Dayna Desmarais has been a life-long animal lover and advocate. She believes in a humane Canada. Her life has been dedicated to working with animals in numerous capacities which she began by working with fostering for rescues in 2009. In 2012, she opened a pet-sitting company focused on providing the highest standards of care to animals in the Ottawa area. Shortly after that, she began an apprenticeship studying canine behaviour science in a more hands-on approach. While making great personal accomplishments in those fields, she also completed courses from Duke University in Canine Emotion & Cognition, as well as from the University of Edinburgh in Animal Welfare and Behaviour.
The year 2013 sparked the beginning of Dayna's involvement with SafePet Ottawa, where she sat on the Board as their Vice President for 3 years before being voted in as their President in 2017. It was through this young non-profit organization that she learned more about the link between domestic violence and animal abuse. It became apparent to her that more needed to be done to raise attention and awareness to the link between domestic violence and animal abuse.
The inspiration and motivation to make a difference for the treatment of animals came not only through Dayna's love for them, but also through her mother's. Dayna's mom inspires her every day to do more, to be better and to embody the true attributes of an animal advocate. Because of her mother's hard work to help rescue and rehabilitate animals throughout Dayna’s childhood, she has been blessed with the passion and drive to do the same. Read our interview with Dayna Rose-Desmarais here!
Kia Rainbow is the Executive Director of Interval House of Ottawa, a thirty-bed shelter for women and children fleeing violence. She has worked in the area of violence against women (VAW) for more than twenty-five years and, in that time, has researched, developed, implemented, managed and evaluated numerous VAW programs.

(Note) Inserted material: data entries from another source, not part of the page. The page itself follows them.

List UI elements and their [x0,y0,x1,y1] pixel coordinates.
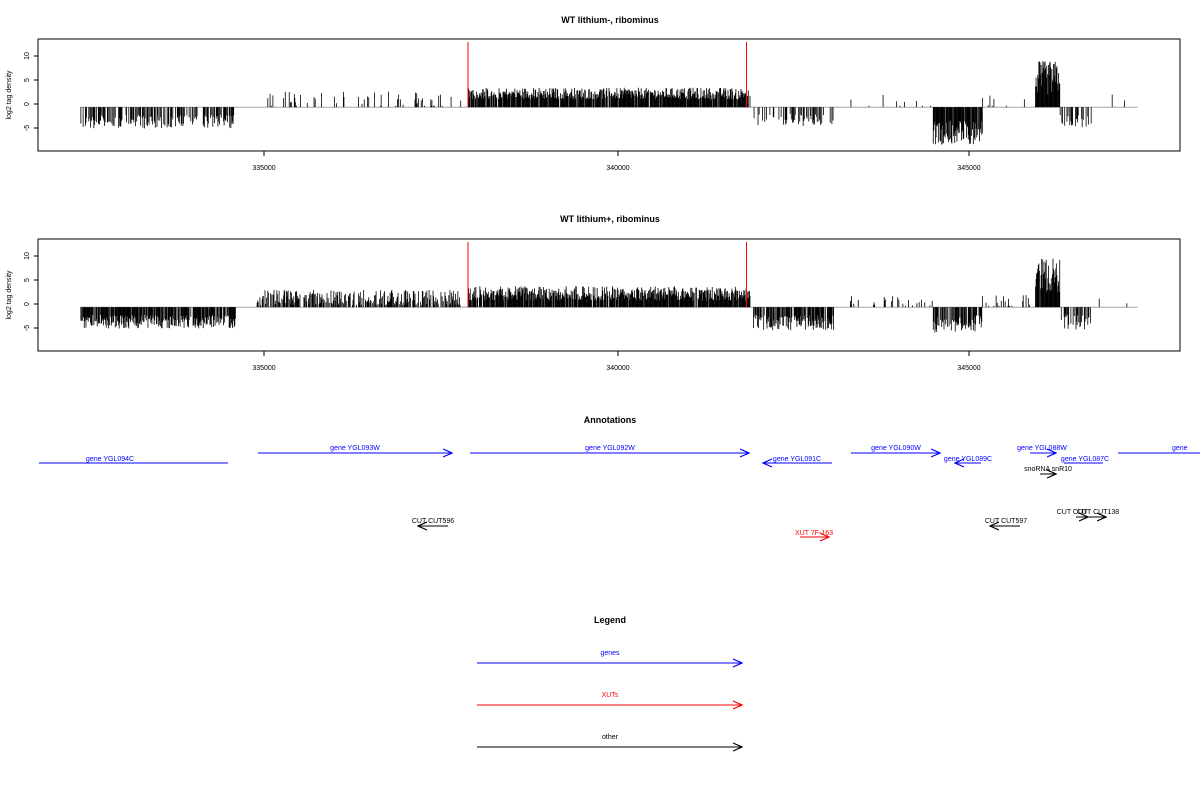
feature-ygl089c: gene YGL089C [944,456,992,463]
panel-1-ylabel: log2 tag density [6,70,13,120]
panel-1-title: WT lithium-, ribominus [561,15,659,25]
feature-label: gene YGL087C [1061,456,1109,463]
panel-1-xtick-label: 335000 [252,165,275,172]
feature-ygl087c: gene YGL087C [1061,456,1109,464]
panel-2-signal-bars [80,242,1138,333]
feature-label: gene YGL091C [773,456,821,463]
feature-label: gene YGL094C [86,456,134,463]
panel-1-xtick-label: 340000 [606,165,629,172]
panel-2-xtick-label: 345000 [957,365,980,372]
feature-cut-overlap: CUT CUT [1057,509,1106,517]
feature-snr10: snoRNA snR10 [1024,466,1072,474]
feature-label: XUT 7F-163 [795,530,833,537]
feature-ygl088w: gene YGL088W [1017,445,1067,453]
panel-2-ylabel: log2 tag density [6,270,13,320]
panel-1-yaxis: -5 0 5 10 [24,52,38,131]
panel-1-signal-bars [80,42,1138,145]
feature-label: CUT CUT596 [412,518,454,525]
annotations-track: Annotations gene YGL094C gene YGL093W ge… [39,415,1200,537]
panel-2-xtick-label: 335000 [252,365,275,372]
panel-2-ytick-label: 5 [24,278,31,282]
legend-title: Legend [594,615,626,625]
feature-label: gene [1172,445,1188,452]
panel-1-ytick-label: -5 [24,125,31,131]
feature-ygl090w: gene YGL090W [851,445,940,453]
panel-2-yaxis: -5 0 5 10 [24,252,38,331]
feature-ygl091c: gene YGL091C [763,456,832,463]
panel-2-ytick-label: 10 [24,252,31,260]
track-panel-1: WT lithium-, ribominus log2 tag density … [6,15,1181,172]
feature-ygl093w: gene YGL093W [258,445,452,453]
panel-1-ytick-label: 10 [24,52,31,60]
feature-label: CUT CUT [1057,509,1088,516]
feature-label: CUT CUT597 [985,518,1027,525]
panel-2-ytick-label: -5 [24,325,31,331]
legend-item-xuts: XUTs [477,692,742,705]
feature-ygl094c: gene YGL094C [39,456,228,464]
feature-ygl092w: gene YGL092W [470,445,749,453]
panel-1-frame [37,38,1181,152]
panel-2-title: WT lithium+, ribominus [560,214,660,224]
feature-xut-7f-163: XUT 7F-163 [795,530,833,537]
feature-label: gene YGL092W [585,445,635,452]
panel-1-ytick-label: 5 [24,78,31,82]
feature-label: gene YGL093W [330,445,380,452]
panel-2-xtick-label: 340000 [606,365,629,372]
feature-label: gene YGL090W [871,445,921,452]
legend-item-genes: genes [477,650,742,663]
legend-label: other [602,734,619,741]
legend-label: XUTs [602,692,619,699]
panel-2-ytick-label: 0 [24,302,31,306]
panel-1-xtick-label: 345000 [957,165,980,172]
feature-label: gene YGL088W [1017,445,1067,452]
legend-item-other: other [477,734,742,747]
feature-label: snoRNA snR10 [1024,466,1072,473]
feature-gene-edge: gene [1118,445,1200,454]
feature-cut597: CUT CUT597 [985,518,1027,526]
panel-1-xaxis: 335000 340000 345000 [252,151,981,172]
panel-2-xaxis: 335000 340000 345000 [252,351,981,372]
feature-cut596: CUT CUT596 [412,518,454,526]
annotations-title: Annotations [584,415,637,425]
legend-label: genes [600,650,620,657]
feature-label: gene YGL089C [944,456,992,463]
panel-2-frame [37,238,1181,352]
track-panel-2: WT lithium+, ribominus log2 tag density … [6,214,1181,372]
panel-1-ytick-label: 0 [24,102,31,106]
legend: Legend genes XUTs other [477,615,742,747]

Today, Kia is putting her energies into creating an innovative and groundbreaking animal co-housing program at Interval House of Ottawa. The animal housing area will support women and their children fleeing violence to bring their beloved family pets into the shelter with them. Numerous studies explain why women who are bonded to their companion animals may choose to remain in violent homes in order to keep their pets safe. As well, allowing women and children to take their pets with them eliminates their need to return to the abusive home to protect their pets from the abusers’ calculated retaliation.
TUESDAY, DECEMBER 5
SPEAKER: Carl Sesely, Profiler, Behavioural Sciences Unit, Royal Canadian Mounted Police
Criminal behaviour is a complex phenomenon and is the product of many drivers, including mental health. This presentation will explore how mental health plays a role in a variety of criminal behaviours, such as cruelty to animals, as well as discuss the
weight that profilers give to red flag behaviour traits like animal abuse and arson when they are building profiles, or when preparing to interview suspects. Participants will gain insight into how certain crimes figure into the profiling process.
- The role of mental health in cases of criminal abuse.
- Bestiality in the Criminal Code of Canada.
- Using red flag behaviour traits to build a profile.